A questão já não é tabu em Madrid. Nos corredores de Valdebebas, nas páginas dos jornais espanhóis e nas conversas dos adeptos merengues, o debate instalou-se com uma força que já não é possível ignorar: o Real Madrid joga melhor sem Kylian Mbappé? Os resultados das últimas semanas sugerem que sim — e Brahim Díaz tem sido a prova viva disso.
O dérbi de Madrid frente ao Atlético, vencido de forma dramática por 3-2, contou com Mbappé no banco de partida por decisão assumida de Álvaro Arbeloa. No seu lugar, Brahim Díaz arrancou no onze ao lado de Vinícius Júnior, numa aposta que o técnico merengue justificou com a continuidade da excelente exibição do espanhol-marroquino na goleada ao Manchester City, que valeu a passagem aos quartos-de-final da Liga dos Campeões. O resultado deu razão ao treinador, com o Real Madrid a somar uma vitória de enorme importância na LaLiga e a aproximar-se a quatro pontos do líder Barcelona.
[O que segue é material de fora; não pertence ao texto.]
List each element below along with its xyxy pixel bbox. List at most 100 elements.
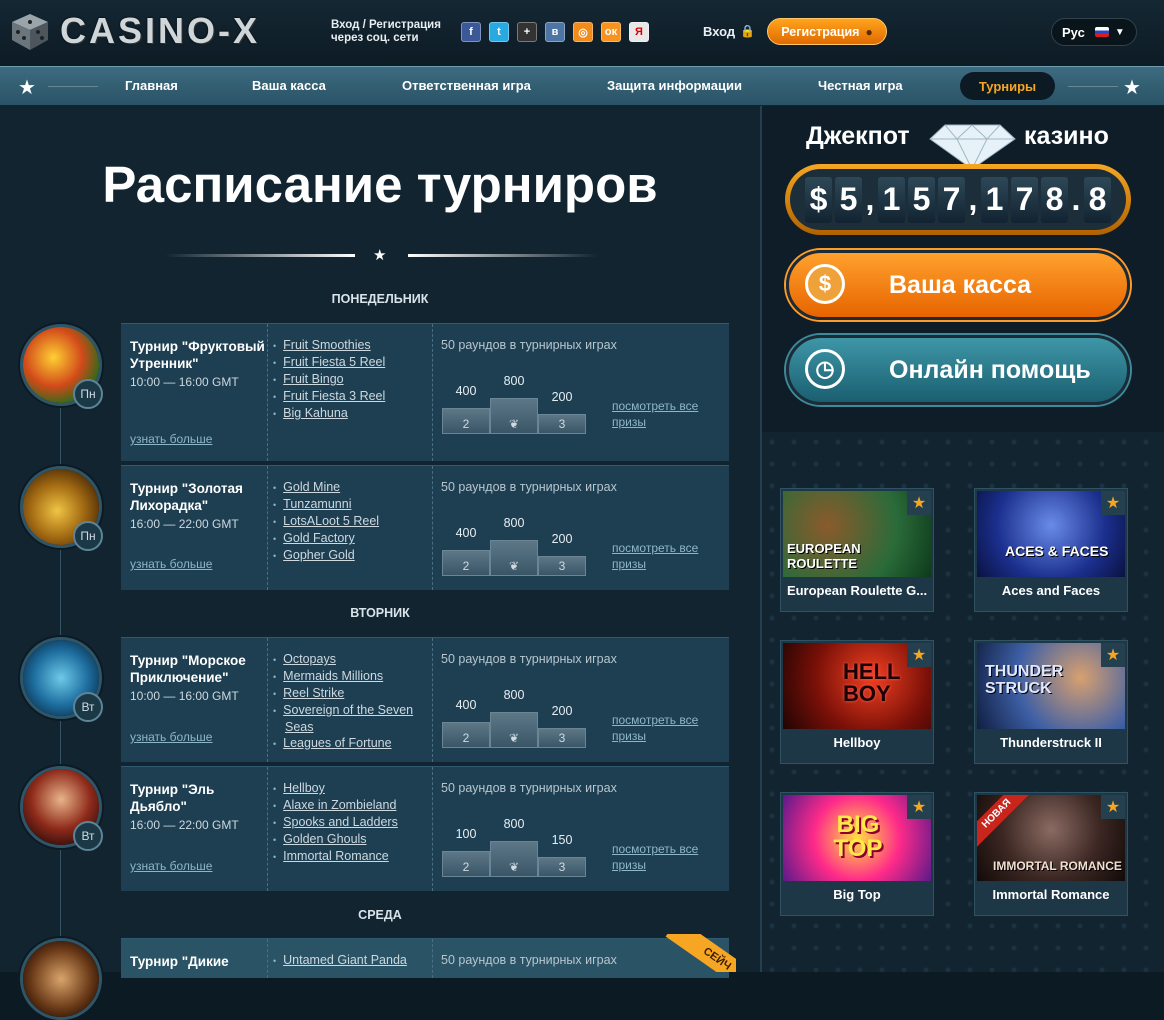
language-select[interactable]: Рус ▼	[1051, 18, 1137, 46]
favorite-star-icon[interactable]: ★	[907, 643, 931, 667]
tournament-time: 16:00 — 22:00 GMT	[130, 517, 239, 531]
game-link[interactable]: Alaxe in Zombieland	[283, 797, 432, 814]
nav-item-home[interactable]: Главная	[125, 78, 178, 93]
main-nav: ★ Главная Ваша касса Ответственная игра …	[0, 66, 1164, 106]
game-link[interactable]: Fruit Fiesta 5 Reel	[283, 354, 432, 371]
game-link[interactable]: Spooks and Ladders	[283, 814, 432, 831]
prize-podium: 400 800 200 2 ❦ 3	[442, 516, 610, 576]
game-link[interactable]: Tunzamunni	[283, 496, 432, 513]
twitter-icon[interactable]: t	[489, 22, 509, 42]
game-link[interactable]: Sovereign of the Seven Seas	[283, 702, 432, 735]
login-link[interactable]: Вход	[703, 24, 735, 39]
tournament-avatar[interactable]	[20, 938, 102, 1020]
day-badge: Вт	[73, 821, 103, 851]
view-all-prizes-link[interactable]: посмотреть все призы	[612, 712, 698, 744]
nav-item-responsible-gaming[interactable]: Ответственная игра	[402, 78, 531, 93]
tournament-games-list: Gold Mine Tunzamunni LotsALoot 5 Reel Go…	[269, 466, 433, 590]
nav-item-tournaments[interactable]: Турниры	[960, 72, 1055, 100]
view-all-prizes-link[interactable]: посмотреть все призы	[612, 841, 698, 873]
cashier-button-label: Ваша касса	[889, 270, 1032, 299]
title-divider-left	[165, 254, 355, 257]
prize-first: 800	[503, 374, 525, 388]
favorite-star-icon[interactable]: ★	[1101, 643, 1125, 667]
game-link[interactable]: Hellboy	[283, 780, 432, 797]
view-all-prizes-link[interactable]: посмотреть все призы	[612, 540, 698, 572]
nav-item-data-protection[interactable]: Защита информации	[607, 78, 742, 93]
yandex-icon[interactable]: Я	[629, 22, 649, 42]
game-link[interactable]: Big Kahuna	[283, 405, 432, 422]
prize-podium: 400 800 200 2 ❦ 3	[442, 374, 610, 434]
game-name: Big Top	[833, 887, 881, 902]
game-link[interactable]: Gopher Gold	[283, 547, 432, 564]
game-tile[interactable]: HELL BOY ★ Hellboy	[780, 640, 934, 764]
game-link[interactable]: Fruit Fiesta 3 Reel	[283, 388, 432, 405]
favorite-star-icon[interactable]: ★	[1101, 795, 1125, 819]
odnoklassniki-icon[interactable]: ок	[601, 22, 621, 42]
game-link[interactable]: LotsALoot 5 Reel	[283, 513, 432, 530]
tournament-games-list: Octopays Mermaids Millions Reel Strike S…	[269, 638, 433, 762]
learn-more-link[interactable]: узнать больше	[130, 557, 212, 571]
game-name: Thunderstruck II	[1000, 735, 1102, 750]
dice-icon	[8, 8, 54, 54]
google-plus-icon[interactable]: +	[517, 22, 537, 42]
title-divider-right	[408, 254, 598, 257]
logo[interactable]: CASINO-X	[8, 6, 288, 56]
tournament-time: 10:00 — 16:00 GMT	[130, 689, 239, 703]
nav-divider	[48, 86, 98, 87]
day-badge: Пн	[73, 379, 103, 409]
game-name: Hellboy	[833, 735, 881, 750]
tournament-card: Турнир "Эль Дьябло" 16:00 — 22:00 GMT узна…	[121, 766, 729, 891]
game-tile[interactable]: BIG TOP ★ Big Top	[780, 792, 934, 916]
facebook-icon[interactable]: f	[461, 22, 481, 42]
learn-more-link[interactable]: узнать больше	[130, 859, 212, 873]
jackpot-separator: ,	[865, 181, 875, 217]
prize-second: 100	[455, 827, 477, 841]
tournament-card: Турнир "Морское Приключение" 10:00 — 16:0…	[121, 637, 729, 762]
game-link[interactable]: Immortal Romance	[283, 848, 432, 865]
online-help-button[interactable]: ◷ Онлайн помощь	[786, 335, 1130, 405]
game-link[interactable]: Octopays	[283, 651, 432, 668]
live-ribbon-label: СЕЙЧ	[665, 934, 736, 972]
jackpot-digit: 5	[908, 176, 935, 223]
learn-more-link[interactable]: узнать больше	[130, 730, 212, 744]
vk-icon[interactable]: в	[545, 22, 565, 42]
game-tile[interactable]: IMMORTAL ROMANCE НОВАЯ ★ Immortal Romanc…	[974, 792, 1128, 916]
game-link[interactable]: Fruit Bingo	[283, 371, 432, 388]
cashier-button[interactable]: $ Ваша касса	[786, 250, 1130, 320]
game-link[interactable]: Golden Ghouls	[283, 831, 432, 848]
favorite-star-icon[interactable]: ★	[1101, 491, 1125, 515]
tournament-name: Турнир "Золотая Лихорадка"	[130, 481, 243, 513]
game-link[interactable]: Untamed Giant Panda	[283, 952, 432, 969]
game-link[interactable]: Mermaids Millions	[283, 668, 432, 685]
tournament-time: 16:00 — 22:00 GMT	[130, 818, 239, 832]
game-tile[interactable]: ACES & FACES ★ Aces and Faces	[974, 488, 1128, 612]
nav-item-fair-play[interactable]: Честная игра	[818, 78, 903, 93]
user-icon: ●	[865, 24, 873, 39]
rounds-text: 50 раундов в турнирных играх	[441, 338, 617, 352]
mailru-icon[interactable]: ◎	[573, 22, 593, 42]
star-icon: ★	[1123, 77, 1141, 99]
register-button[interactable]: Регистрация ●	[767, 18, 887, 45]
game-link[interactable]: Gold Mine	[283, 479, 432, 496]
tournament-card: Турнир "Дикие Untamed Giant Panda 50 рау…	[121, 938, 729, 978]
jackpot-separator: ,	[968, 181, 978, 217]
game-link[interactable]: Fruit Smoothies	[283, 337, 432, 354]
game-link[interactable]: Gold Factory	[283, 530, 432, 547]
game-tile[interactable]: EUROPEAN ROULETTE ★ European Roulette G.…	[780, 488, 934, 612]
nav-divider	[1068, 86, 1118, 87]
star-icon: ★	[18, 77, 36, 99]
favorite-star-icon[interactable]: ★	[907, 795, 931, 819]
learn-more-link[interactable]: узнать больше	[130, 432, 212, 446]
dollar-icon: $	[805, 264, 845, 304]
jackpot-digit: 1	[981, 176, 1008, 223]
game-tile[interactable]: THUNDER STRUCK ★ Thunderstruck II	[974, 640, 1128, 764]
laurel-icon: ❦	[490, 712, 538, 748]
nav-item-cashier[interactable]: Ваша касса	[252, 78, 326, 93]
online-help-label: Онлайн помощь	[889, 355, 1091, 384]
view-all-prizes-link[interactable]: посмотреть все призы	[612, 398, 698, 430]
rounds-text: 50 раундов в турнирных играх	[441, 953, 617, 967]
game-link[interactable]: Leagues of Fortune	[283, 735, 432, 752]
game-link[interactable]: Reel Strike	[283, 685, 432, 702]
favorite-star-icon[interactable]: ★	[907, 491, 931, 515]
logo-text: CASINO-X	[60, 10, 261, 51]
Arbeloa não escondeu a sua satisfação com a exibição de Brahim. "O Brahim foi incrível. Não é fácil substituir o Mbappé, mas ele fez um trabalho extraordinário. Defensiva e ofensivamente, fez tudo o que lhe pedimos", afirmou o técnico em conferência de imprensa, numa declaração que, dita pelo treinador do Real Madrid, soa quase a uma sentença sobre a titularidade do francês. Palavras que fazem eco em toda a Espanha.
Os números de Brahim Díaz nesta temporada contam uma história de resiliência e reinvenção. Em 31 jogos pela LaLiga e Liga dos Campeões, o extremo de 26 anos acumula um golo e quatro assistências, mas a frieza estatística esconde o impacto real que tem tido nos momentos decisivos. Frente ao Rayo Vallecano, entrou e criou os dois golos da vitória na ausência de Bellingham. Frente ao Valencia, voltou a entrar e decidiu com uma assistência que permitiu a Mbappé marcar. Frente ao Manchester City no Etihad, foi titular e foi dos melhores em campo numa noite histórica para o clube. A regularidade nos momentos que mais importam é a sua maior qualidade — e Arbeloa claramente não o ignora.
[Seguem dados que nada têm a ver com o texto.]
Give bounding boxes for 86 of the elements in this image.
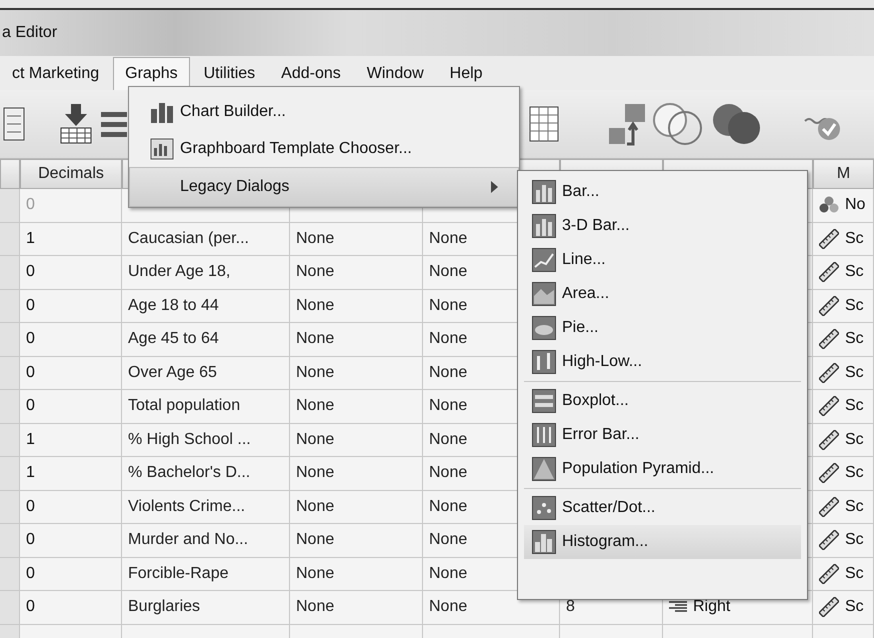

O contexto da sua ascensão é tanto mais impressionante quanto se conhece o seu passado recente. Brahim regressou ao Real Madrid com a sombra enorme do penálti falhado na final da CAN com Marrocos, uma falha que custou à sua selecção o título mais desejado em 50 anos de espera. Em vez de se deixar afundar pela pressão, o jogador natural de Málaga respondeu dentro de campo com um futebol que faz esquecer qualquer fracasso anterior. A sua capacidade de revolucionar jogos a partir do banco e a sua versatilidade — podendo actuar na ala esquerda, na ala direita ou como número 10 — tornam-no numa peça de valor incalculável para as ambições merengues.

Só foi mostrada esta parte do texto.